Lagu 'Ada Yang Hilang' dan 'Do You Hear The People Sing' dibawakan dengan penuh penghayatan di tengah hiruk-pikuk pusat ibu kota.

Di sela pertunjukan, salah satu anggota Paduan Suara Gitaku, Lia, membacakan pernyataan sikap yang menohok pemerintah terkait bencana ini.

"Dalam waktu kurang dari sebulan, kita menyaksikan dan mengalami dua bencana akibat kebijakan impunitas oleh negara," ujarnya.

Lia menyoroti dua peristiwa besar yang dianggap sebagai bencana bagi bangsa, yakni penetapan gelar pahlawan yang kontroversial dan kerusakan alam yang masif.

"Bencana pertama merusak sejarah dan memori kolektif bangsa saat Soeharto ditetapkan menjadi pahlawan nasional. Bencana kedua menghantam ruang hidup rakyat Sumatra. Air bah, longsor, lumpur, dan kayu-kayu gelondongan menghancurkan kehidupan," lanjutnya.

Tragedi di Sumatera ini disebut telah merenggut lebih dari 800 nyawa, dan menghilangkan tempat tinggal ribuan warga dalam sekejap.

"Ribuan orang kehilangan kampung halaman akibat desa-desa mereka berubah menjadi aliran sungai. Lebih dari 800 jiwa meninggal, dan ratusan orang belum ditemukan hingga sekarang. Kami berduka untuk semua kehilangan itu," ucap Lia.

Padus Gitaku dengan tegas menolak dalih pejabat negara yang menyebut bencana ini sekadar ujian Tuhan atau semata-mata faktor cuaca ekstrem.

"Kami menolak narasi negara bahwa bencana terjadi karena hujan ekstrem, badai tropis, atau hidrometeorologi. Tingginya curah hujan, badai tropis dan pelbagai peristiwa di atmosfer disebabkan juga oleh keputusan politik," tegasnya.
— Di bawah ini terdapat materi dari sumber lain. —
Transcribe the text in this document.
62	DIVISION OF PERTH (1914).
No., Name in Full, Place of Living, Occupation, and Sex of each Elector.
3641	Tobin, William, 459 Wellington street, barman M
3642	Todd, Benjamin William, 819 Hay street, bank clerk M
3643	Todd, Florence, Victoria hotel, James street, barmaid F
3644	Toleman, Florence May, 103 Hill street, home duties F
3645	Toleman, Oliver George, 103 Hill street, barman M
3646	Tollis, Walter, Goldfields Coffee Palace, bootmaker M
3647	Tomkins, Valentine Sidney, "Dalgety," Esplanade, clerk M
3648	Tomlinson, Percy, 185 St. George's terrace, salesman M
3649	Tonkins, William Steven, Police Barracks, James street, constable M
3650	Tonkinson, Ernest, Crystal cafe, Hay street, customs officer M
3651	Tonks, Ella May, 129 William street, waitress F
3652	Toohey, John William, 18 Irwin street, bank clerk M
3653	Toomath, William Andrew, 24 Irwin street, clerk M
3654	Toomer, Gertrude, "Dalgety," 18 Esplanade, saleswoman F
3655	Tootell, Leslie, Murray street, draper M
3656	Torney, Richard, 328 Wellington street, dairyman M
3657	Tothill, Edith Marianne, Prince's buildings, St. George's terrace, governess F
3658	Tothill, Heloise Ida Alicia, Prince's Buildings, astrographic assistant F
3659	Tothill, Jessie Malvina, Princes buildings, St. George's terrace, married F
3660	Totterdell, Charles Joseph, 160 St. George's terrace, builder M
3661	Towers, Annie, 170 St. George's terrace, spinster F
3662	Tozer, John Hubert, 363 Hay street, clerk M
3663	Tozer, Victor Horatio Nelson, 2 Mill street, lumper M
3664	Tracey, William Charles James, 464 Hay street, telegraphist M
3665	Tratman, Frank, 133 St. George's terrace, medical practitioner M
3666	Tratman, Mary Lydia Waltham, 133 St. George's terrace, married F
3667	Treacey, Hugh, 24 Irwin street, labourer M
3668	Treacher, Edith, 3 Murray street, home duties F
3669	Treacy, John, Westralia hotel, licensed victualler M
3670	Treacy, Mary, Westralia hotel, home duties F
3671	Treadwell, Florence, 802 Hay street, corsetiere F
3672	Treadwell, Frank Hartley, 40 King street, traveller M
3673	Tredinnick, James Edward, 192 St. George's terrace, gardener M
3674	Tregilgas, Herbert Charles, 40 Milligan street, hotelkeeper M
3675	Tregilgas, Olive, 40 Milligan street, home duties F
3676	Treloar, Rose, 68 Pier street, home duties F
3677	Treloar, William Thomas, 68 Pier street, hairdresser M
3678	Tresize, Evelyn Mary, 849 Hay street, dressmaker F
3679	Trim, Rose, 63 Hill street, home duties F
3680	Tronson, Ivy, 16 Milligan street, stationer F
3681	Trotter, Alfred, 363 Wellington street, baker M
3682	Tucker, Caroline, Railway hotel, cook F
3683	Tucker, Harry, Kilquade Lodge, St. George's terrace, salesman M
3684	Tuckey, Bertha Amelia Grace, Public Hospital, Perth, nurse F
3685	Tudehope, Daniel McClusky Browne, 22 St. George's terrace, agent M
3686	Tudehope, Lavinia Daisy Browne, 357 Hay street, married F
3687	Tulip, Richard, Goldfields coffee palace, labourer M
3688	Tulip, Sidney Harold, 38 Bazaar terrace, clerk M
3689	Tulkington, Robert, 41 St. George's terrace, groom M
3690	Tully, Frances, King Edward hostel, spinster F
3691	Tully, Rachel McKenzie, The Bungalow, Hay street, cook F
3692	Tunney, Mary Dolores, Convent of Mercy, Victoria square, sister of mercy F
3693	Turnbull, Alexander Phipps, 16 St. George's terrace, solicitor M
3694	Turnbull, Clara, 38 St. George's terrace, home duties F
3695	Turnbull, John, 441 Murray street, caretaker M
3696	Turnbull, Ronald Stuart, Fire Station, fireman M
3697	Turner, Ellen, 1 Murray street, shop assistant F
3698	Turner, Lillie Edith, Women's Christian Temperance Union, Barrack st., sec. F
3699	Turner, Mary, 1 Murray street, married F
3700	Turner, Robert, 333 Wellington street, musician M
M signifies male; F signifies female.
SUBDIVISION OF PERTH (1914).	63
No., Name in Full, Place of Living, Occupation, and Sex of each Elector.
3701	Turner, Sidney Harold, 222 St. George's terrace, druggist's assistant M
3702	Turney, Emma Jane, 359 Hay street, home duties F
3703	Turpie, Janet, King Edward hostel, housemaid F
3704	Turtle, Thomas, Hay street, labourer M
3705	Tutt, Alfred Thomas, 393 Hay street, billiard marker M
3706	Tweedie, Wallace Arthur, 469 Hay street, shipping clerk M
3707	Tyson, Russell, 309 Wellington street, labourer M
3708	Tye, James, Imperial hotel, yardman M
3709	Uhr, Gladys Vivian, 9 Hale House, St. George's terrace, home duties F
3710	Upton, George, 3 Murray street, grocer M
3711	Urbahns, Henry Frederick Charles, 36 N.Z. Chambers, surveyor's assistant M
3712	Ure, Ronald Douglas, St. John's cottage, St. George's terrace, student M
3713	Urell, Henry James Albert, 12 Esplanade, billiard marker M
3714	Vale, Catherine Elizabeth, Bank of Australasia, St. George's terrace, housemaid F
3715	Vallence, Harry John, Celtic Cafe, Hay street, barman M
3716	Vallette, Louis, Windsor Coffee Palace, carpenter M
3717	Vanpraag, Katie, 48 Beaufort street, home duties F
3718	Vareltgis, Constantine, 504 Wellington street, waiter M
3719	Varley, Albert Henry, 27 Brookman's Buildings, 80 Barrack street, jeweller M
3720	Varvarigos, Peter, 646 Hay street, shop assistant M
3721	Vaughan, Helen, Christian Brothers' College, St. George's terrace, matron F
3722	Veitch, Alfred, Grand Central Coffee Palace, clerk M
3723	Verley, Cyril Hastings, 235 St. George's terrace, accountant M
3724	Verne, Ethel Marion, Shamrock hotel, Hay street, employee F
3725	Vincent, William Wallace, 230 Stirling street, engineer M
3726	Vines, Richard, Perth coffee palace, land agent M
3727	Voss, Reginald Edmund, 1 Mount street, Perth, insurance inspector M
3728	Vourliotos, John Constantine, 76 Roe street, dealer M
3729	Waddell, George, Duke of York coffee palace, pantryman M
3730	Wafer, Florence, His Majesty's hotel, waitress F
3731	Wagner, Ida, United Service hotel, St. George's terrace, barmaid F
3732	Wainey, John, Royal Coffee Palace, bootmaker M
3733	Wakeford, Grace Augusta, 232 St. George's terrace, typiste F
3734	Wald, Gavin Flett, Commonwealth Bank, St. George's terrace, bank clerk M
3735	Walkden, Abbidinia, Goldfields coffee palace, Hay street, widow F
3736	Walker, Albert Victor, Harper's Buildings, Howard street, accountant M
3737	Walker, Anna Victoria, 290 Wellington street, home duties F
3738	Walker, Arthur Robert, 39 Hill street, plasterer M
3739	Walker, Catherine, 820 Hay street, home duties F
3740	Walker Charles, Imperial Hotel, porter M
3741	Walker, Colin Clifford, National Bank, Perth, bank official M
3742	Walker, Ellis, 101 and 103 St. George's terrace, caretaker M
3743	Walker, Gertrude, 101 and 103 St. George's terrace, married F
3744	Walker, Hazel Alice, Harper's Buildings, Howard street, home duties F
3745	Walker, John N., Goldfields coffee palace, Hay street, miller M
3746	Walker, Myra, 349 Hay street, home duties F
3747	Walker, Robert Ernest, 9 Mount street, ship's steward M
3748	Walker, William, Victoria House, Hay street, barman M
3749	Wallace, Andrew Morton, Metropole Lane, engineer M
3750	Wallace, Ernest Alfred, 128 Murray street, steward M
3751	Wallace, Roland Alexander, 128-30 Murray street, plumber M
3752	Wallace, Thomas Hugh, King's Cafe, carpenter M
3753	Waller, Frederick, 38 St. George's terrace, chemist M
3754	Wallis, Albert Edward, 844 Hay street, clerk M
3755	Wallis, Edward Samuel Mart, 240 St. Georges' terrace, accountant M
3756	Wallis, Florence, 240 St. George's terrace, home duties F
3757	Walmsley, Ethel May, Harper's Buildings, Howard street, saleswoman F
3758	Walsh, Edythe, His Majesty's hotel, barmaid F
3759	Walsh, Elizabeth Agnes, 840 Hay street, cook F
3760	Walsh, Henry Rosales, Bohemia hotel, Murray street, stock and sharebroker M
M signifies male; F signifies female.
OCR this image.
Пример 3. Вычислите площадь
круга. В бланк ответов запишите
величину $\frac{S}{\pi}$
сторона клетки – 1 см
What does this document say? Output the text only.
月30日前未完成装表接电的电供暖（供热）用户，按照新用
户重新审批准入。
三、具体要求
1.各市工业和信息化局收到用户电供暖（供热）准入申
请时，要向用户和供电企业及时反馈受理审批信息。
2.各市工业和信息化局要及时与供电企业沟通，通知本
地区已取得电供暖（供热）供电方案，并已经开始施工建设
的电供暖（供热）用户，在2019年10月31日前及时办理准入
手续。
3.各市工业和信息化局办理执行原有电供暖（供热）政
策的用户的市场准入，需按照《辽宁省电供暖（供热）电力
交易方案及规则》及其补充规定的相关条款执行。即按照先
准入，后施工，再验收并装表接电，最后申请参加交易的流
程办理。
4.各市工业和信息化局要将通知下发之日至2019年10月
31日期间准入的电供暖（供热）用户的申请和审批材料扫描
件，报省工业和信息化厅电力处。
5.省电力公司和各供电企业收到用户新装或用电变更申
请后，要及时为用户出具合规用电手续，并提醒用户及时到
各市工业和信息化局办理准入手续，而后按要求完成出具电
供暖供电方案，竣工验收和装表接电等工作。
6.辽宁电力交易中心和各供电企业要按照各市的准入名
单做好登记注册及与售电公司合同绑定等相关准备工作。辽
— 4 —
Mengutip seruan ikonik aktivis lingkungan Greta Thunberg, mereka mengecam sikap pemerintah yang dianggap terus berdalih menutupi fakta lapangan.

"Seperti Greta Thunberg, enam tahun lalu, kami pun katakan hari ini, 'How dare you!'. Berani-beraninya anda berdalih. Jangan tutupi fakta, jangan kaburkan kebenaran. Yang terjadi di Sumatra adalah pembunuhan ekologis," seru Lia.

Kayu-kayu gelondongan yang hanyut bersama lumpur dinilai sebagai bukti nyata bahwa Sumatera sudah lama hanya dijadikan lumbung eksploitasi sumber daya.

Atas dasar itu, Padus Gitaku menyerukan sejumlah tuntutan, termasuk penghentian impunitas korporasi dan penetapan status bencana nasional.